Gold and Inflation: Does It Really Protect?
Summary of the Article: Gold as an Inflation Hedge – A Myth?
This article challenges the widely held belief that gold is a reliable hedge against inflation.Here’s a breakdown of the key points:
* The Myth: The idea that gold consistently protects against inflation is a common one, but historically inaccurate.
* Past Data: A chart tracking gold’s price (adjusted for inflation) since 1978 shows significant fluctuations – “sharp peaks and troughs” – rather than a stable, horizontal line. This indicates gold’s purchasing power hasn’t remained consistent.
* Coincidences, Not Rules: The correlation between gold and inflation in the 1970s (US abandoning the gold standard) and 1923 (Weimar Republic hyperinflation) are presented as coincidences, not a consistent pattern. Other assets also held value during those periods.
* Significant Losses: Gold experienced a substantial loss of purchasing power (80%) between 1980 and 2001, while stocks and bonds performed well. A similar, though smaller, decline occurred between 2011 and 2018.

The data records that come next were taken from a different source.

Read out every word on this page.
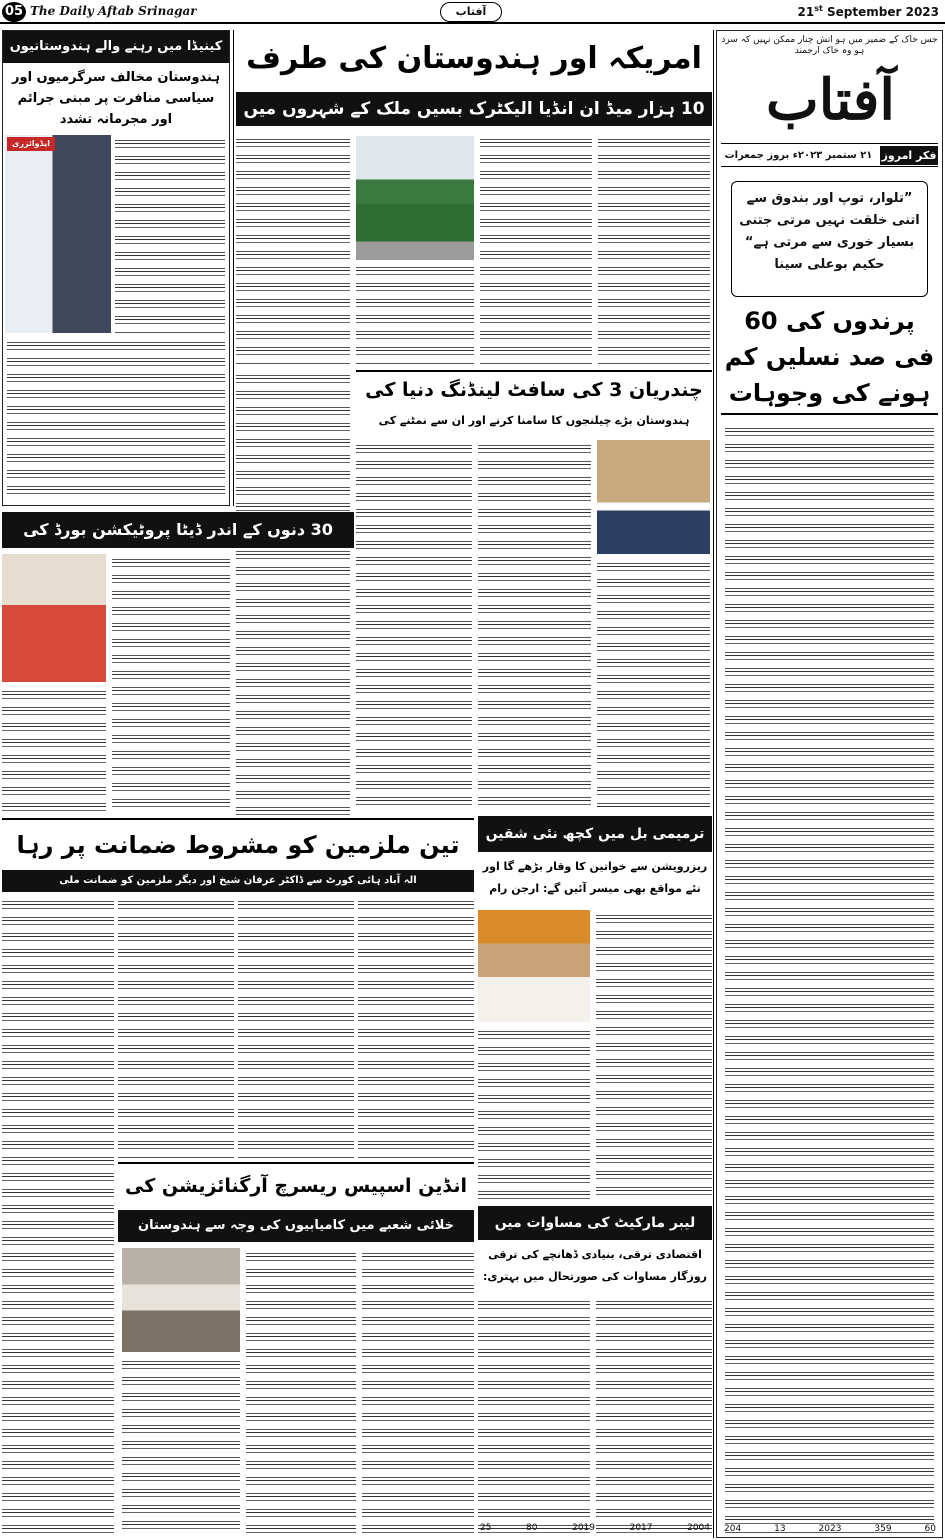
05 The Daily Aftab Srinagar	آفتاب	21st September 2023
جس خاک کے ضمیر میں ہو آتش چنار ممکن نہیں کہ سرد ہو وہ خاک ارجمند
آفتاب
فکر امروز
۲۱ ستمبر ۲۰۲۳ء بروز جمعرات
”تلوار، توپ اور بندوق سے اتنی خلقت نہیں مرتی جتنی بسیار خوری سے مرتی ہے“ حکیم بوعلی سینا
پرندوں کی 60 فی صد نسلیں کم ہونے کی وجوہات
امریکہ اور ہندوستان کی طرف
10 ہزار میڈ ان انڈیا الیکٹرک بسیں ملک کے شہروں میں
کینیڈا میں رہنے والے ہندوستانیوں
ہندوستان مخالف سرگرمیوں اور سیاسی منافرت پر مبنی جرائم اور مجرمانہ تشدد
ایڈوائزری
چندریان 3 کی سافٹ لینڈنگ دنیا کی
ہندوستان بڑے چیلنجوں کا سامنا کرنے اور ان سے نمٹنے کی
30 دنوں کے اندر ڈیٹا پروٹیکشن بورڈ کی
تین ملزمین کو مشروط ضمانت پر رہا
الہ آباد ہائی کورٹ سے ڈاکٹر عرفان شیخ اور دیگر ملزمین کو ضمانت ملی
ترمیمی بل میں کچھ نئی شقیں
ریزرویشن سے خواتین کا وقار بڑھے گا اور نئے مواقع بھی میسر آئیں گے: ارجن رام
انڈین اسپیس ریسرچ آرگنائزیشن کی
خلائی شعبے میں کامیابیوں کی وجہ سے ہندوستان	لیبر مارکیٹ کی مساوات میں
اقتصادی ترقی، بنیادی ڈھانچے کی ترقی روزگار مساوات کی صورتحال میں بہتری:
2004
2017
2019
80
25	60
359
2023
13
204
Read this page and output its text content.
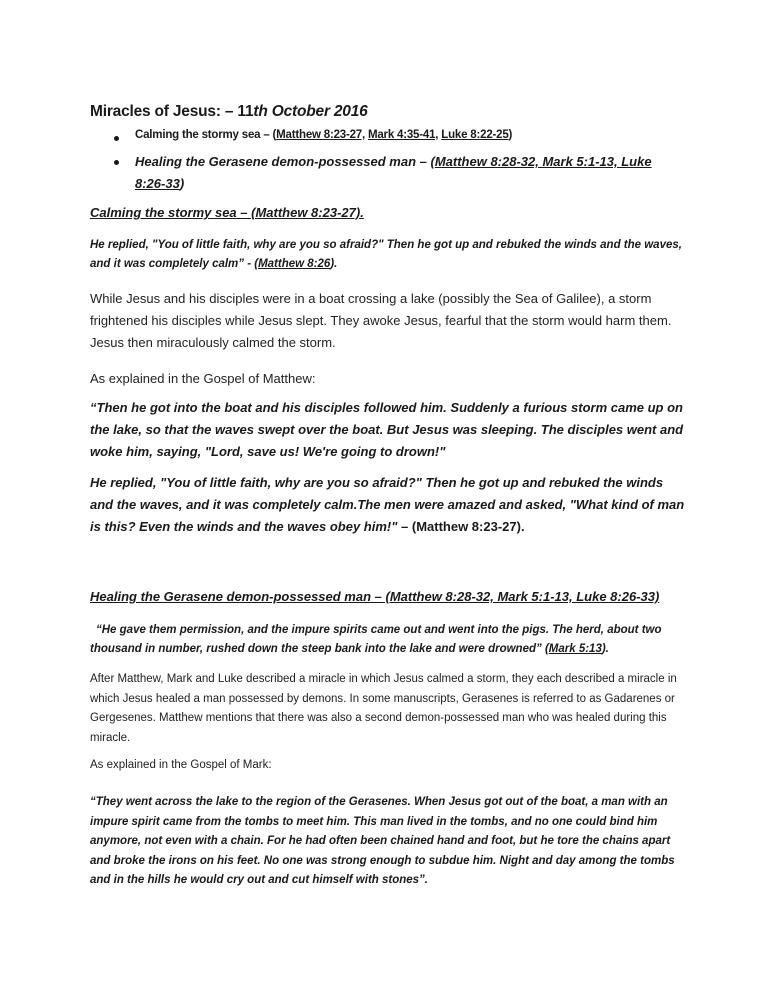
Miracles of Jesus: – 11th October 2016
Calming the stormy sea – (Matthew 8:23-27, Mark 4:35-41, Luke 8:22-25)
Healing the Gerasene demon-possessed man – (Matthew 8:28-32, Mark 5:1-13, Luke 8:26-33)
Calming the stormy sea – (Matthew 8:23-27).

He replied, "You of little faith, why are you so afraid?" Then he got up and rebuked the winds and the waves, and it was completely calm” - (Matthew 8:26).

While Jesus and his disciples were in a boat crossing a lake (possibly the Sea of Galilee), a storm frightened his disciples while Jesus slept. They awoke Jesus, fearful that the storm would harm them. Jesus then miraculously calmed the storm.

As explained in the Gospel of Matthew:

“Then he got into the boat and his disciples followed him. Suddenly a furious storm came up on the lake, so that the waves swept over the boat. But Jesus was sleeping. The disciples went and woke him, saying, "Lord, save us! We're going to drown!"

He replied, "You of little faith, why are you so afraid?" Then he got up and rebuked the winds and the waves, and it was completely calm.The men were amazed and asked, "What kind of man is this? Even the winds and the waves obey him!" – (Matthew 8:23-27).

Healing the Gerasene demon-possessed man – (Matthew 8:28-32, Mark 5:1-13, Luke 8:26-33)

“He gave them permission, and the impure spirits came out and went into the pigs. The herd, about two thousand in number, rushed down the steep bank into the lake and were drowned” (Mark 5:13).

After Matthew, Mark and Luke described a miracle in which Jesus calmed a storm, they each described a miracle in which Jesus healed a man possessed by demons. In some manuscripts, Gerasenes is referred to as Gadarenes or Gergesenes. Matthew mentions that there was also a second demon-possessed man who was healed during this miracle.

As explained in the Gospel of Mark:

“They went across the lake to the region of the Gerasenes. When Jesus got out of the boat, a man with an impure spirit came from the tombs to meet him. This man lived in the tombs, and no one could bind him anymore, not even with a chain. For he had often been chained hand and foot, but he tore the chains apart and broke the irons on his feet. No one was strong enough to subdue him. Night and day among the tombs and in the hills he would cry out and cut himself with stones”.
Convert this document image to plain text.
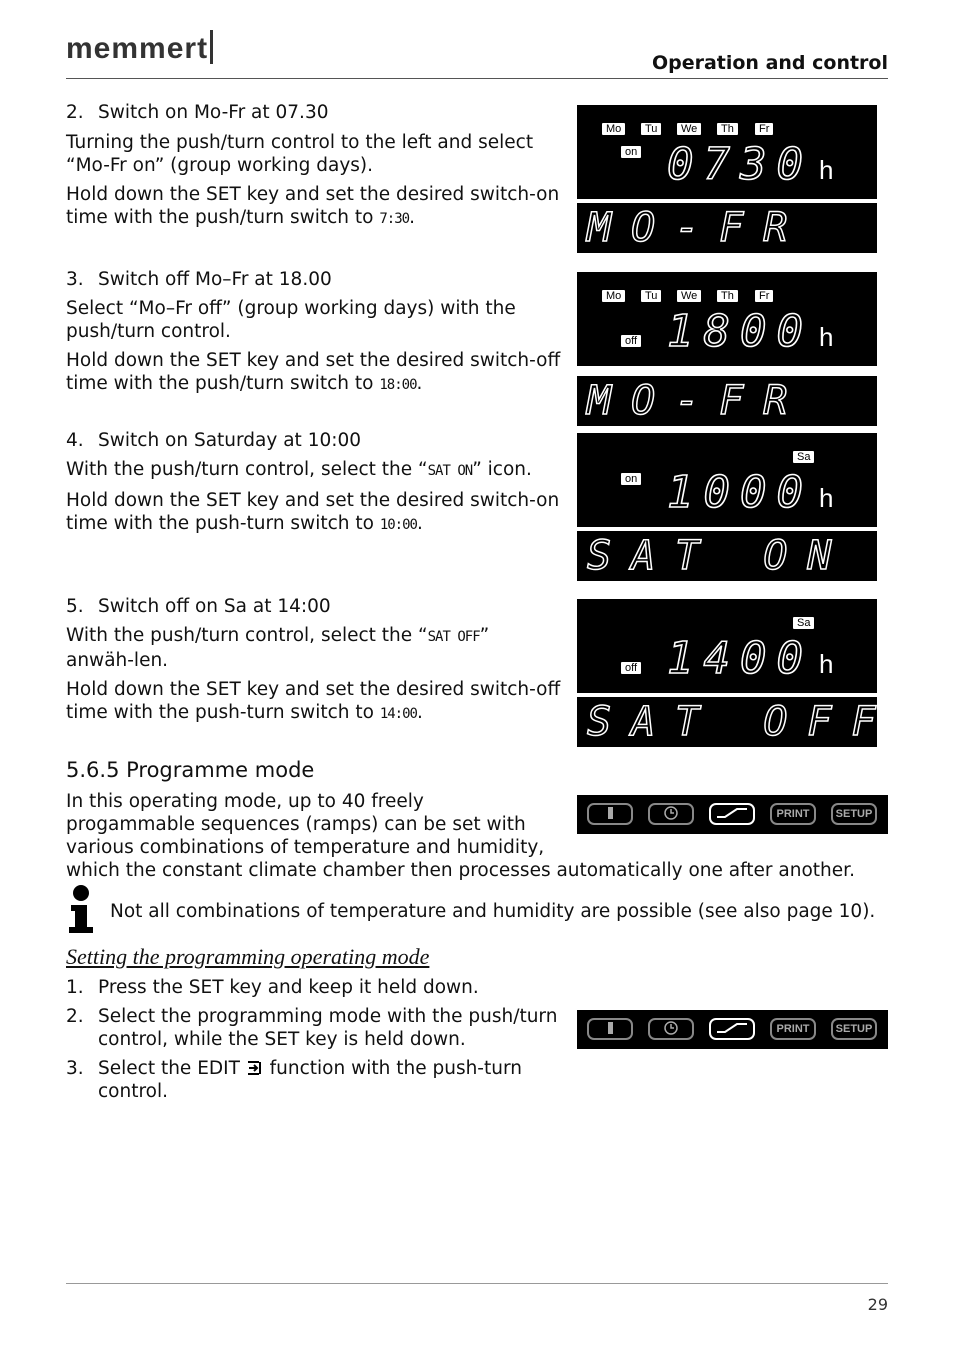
memmert	Operation and control
2. Switch on Mo-Fr at 07.30
Turning the push/turn control to the left and select “Mo-Fr on” (group working days).
Hold down the SET key and set the desired switch-on time with the push/turn switch to 7:30.
3. Switch off Mo–Fr at 18.00
Select “Mo–Fr off” (group working days) with the push/turn control.
Hold down the SET key and set the desired switch-off time with the push/turn switch to 18:00.
4. Switch on Saturday at 10:00
With the push/turn control, select the “SAT ON” icon.
Hold down the SET key and set the desired switch-on time with the push-turn switch to 10:00.
5. Switch off on Sa at 14:00
With the push/turn control, select the “SAT OFF” anwäh-len.
Hold down the SET key and set the desired switch-off time with the push-turn switch to 14:00.
Mo	Tu	We	Th	Fr
on 0730 h
MO-FR
Mo	Tu	We	Th	Fr
off 1800 h
MO-FR
Sa
on 1000 h
SAT ON
Sa
off 1400 h
SAT OFF
5.6.5 Programme mode
In this operating mode, up to 40 freely
progammable sequences (ramps) can be set with
various combinations of temperature and humidity,
which the constant climate chamber then processes automatically one after another.
PRINT	SETUP
Not all combinations of temperature and humidity are possible (see also page 10).
Setting the programming operating mode
1. Press the SET key and keep it held down.
2. Select the programming mode with the push/turn
control, while the SET key is held down.
3. Select the EDIT  function with the push-turn
control.
PRINT	SETUP
29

* Recent Rises are Not Stability: Even the recent all-time high in gold prices isn’t a sign of stability, but rather a reflection of “over-accumulated risk and a search for protection.”
* Multiple Factors at Play: Inflation is one factor influencing gold prices, but others - US dollar strength, central bank policies, investor sentiment, global demand, and especially interest rates – are equally or more important. Lower interest rates make gold more attractive as bonds and savings yield less.
In essence, the article argues that gold is a complex asset influenced by many factors, and relying on it solely as an inflation hedge is a risky strategy.